(CMC)— The Seismic Research Centre of the University of the West Indies (SRC-UWI) says there is no evidence that the Eastern Caribbean is under threat of a tsunami following the eruption of the Volcano Cumbre Vieja in the Canary Islands.
In a statement posted on its website, the SRC-UWI, while the eruption is currently in progress, the Instituto Volcanológico de Canarias (INVOLCAN) is the official volcano monitoring agency for La Palma.
“Although tsunami generation is a well identified risk near volcanoes, there is no scientific basis to indicate such hazard at long distances. Even the most catastrophic scenarios recorded in history, such as Santorini (Greece) or Krakatoa (Indonesia), have produced only localised damage,” it said.

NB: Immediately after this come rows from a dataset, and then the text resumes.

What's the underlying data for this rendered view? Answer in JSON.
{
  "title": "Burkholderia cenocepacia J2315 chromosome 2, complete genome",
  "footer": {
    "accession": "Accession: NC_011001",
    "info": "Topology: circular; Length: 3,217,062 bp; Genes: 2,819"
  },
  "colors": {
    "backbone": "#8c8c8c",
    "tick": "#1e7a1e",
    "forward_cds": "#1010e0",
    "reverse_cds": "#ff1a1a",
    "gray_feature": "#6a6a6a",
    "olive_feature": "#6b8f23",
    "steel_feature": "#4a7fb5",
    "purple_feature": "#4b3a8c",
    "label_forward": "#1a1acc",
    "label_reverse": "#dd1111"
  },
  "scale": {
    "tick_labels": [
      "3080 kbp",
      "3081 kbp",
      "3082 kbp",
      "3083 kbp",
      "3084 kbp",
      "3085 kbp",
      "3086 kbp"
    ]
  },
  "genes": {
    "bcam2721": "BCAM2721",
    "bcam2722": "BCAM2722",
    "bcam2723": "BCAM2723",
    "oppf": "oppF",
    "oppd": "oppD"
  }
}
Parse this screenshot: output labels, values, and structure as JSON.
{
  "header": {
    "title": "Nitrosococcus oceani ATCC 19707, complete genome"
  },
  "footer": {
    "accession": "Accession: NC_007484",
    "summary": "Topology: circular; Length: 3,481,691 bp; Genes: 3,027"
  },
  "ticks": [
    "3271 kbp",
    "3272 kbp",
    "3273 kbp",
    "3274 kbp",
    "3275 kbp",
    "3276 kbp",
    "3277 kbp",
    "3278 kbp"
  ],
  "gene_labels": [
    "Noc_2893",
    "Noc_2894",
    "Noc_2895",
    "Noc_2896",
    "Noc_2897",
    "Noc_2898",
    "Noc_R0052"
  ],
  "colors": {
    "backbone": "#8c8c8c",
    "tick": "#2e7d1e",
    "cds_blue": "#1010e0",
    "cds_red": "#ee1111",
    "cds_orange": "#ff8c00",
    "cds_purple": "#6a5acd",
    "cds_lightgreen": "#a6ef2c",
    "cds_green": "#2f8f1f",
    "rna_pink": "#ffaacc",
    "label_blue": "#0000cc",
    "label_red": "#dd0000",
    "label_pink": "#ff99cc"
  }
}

“There is currently no evidence to suggest that the Eastern Caribbean is under threat of tsunami from this eruption. The Pacific Tsunami Warning Centre (PTWC) issues international threat information to countries of the Pacific Ocean and Caribbean and Adjacent Region,” the SRC-UWI said without indicating whether or not it had been forced to issue the statement because of concerns in the region or as a result of information being posted on social media outlets.
Meantime, in its latest bulletin Tuesday regarding the La Soufriere volcano in St Vincent and the Grenadines, the SRC-UWI said seismic activity has remained low since the tremor associated with the explosion and ash venting on April 22.
“Current activity is consistent with a period of unrest after an eruption. This can continue for weeks to months. While volcanic activity has been on a decline, there is the continued presence of near surface hot spots, daily seismic activity and persistent degassing,” it said, adding that measurements of the sulphur dioxide (SO2) flux at La Soufrière were carried out by boat off the west coast earlier this month and that several traverses were completed and yielded an average SO2 flux of 207 and 262 tons per day respectively.
The SRC-UWI said that visual observations on September 19 indicate no major changes have occurred in the crater since the end of explosive activity on April 2l.
“There is a small, but not insignificant, possibility that magmatic activity might restart, should there be an influx of new magma from depth. The volcano is at alert level yellow.”
Meanwhile, the SRC-UWI has confirmed that an earthquake with a magnitude of 4.1 occurred near the islands of Martinique, Dominica and St Lucia late on Monday.
It said that the quake, which had a depth of 10 kilometres (km) was felt 70 km east north east of Fort-de-France in Martinique, 100 km north east of Castries, the St Lucia capital and 118 km south east of Roseau in Dominica.
There were no immediate claims of injuries damages linked to the earthquake that occurred at 5.22 pm (local time) on Monday.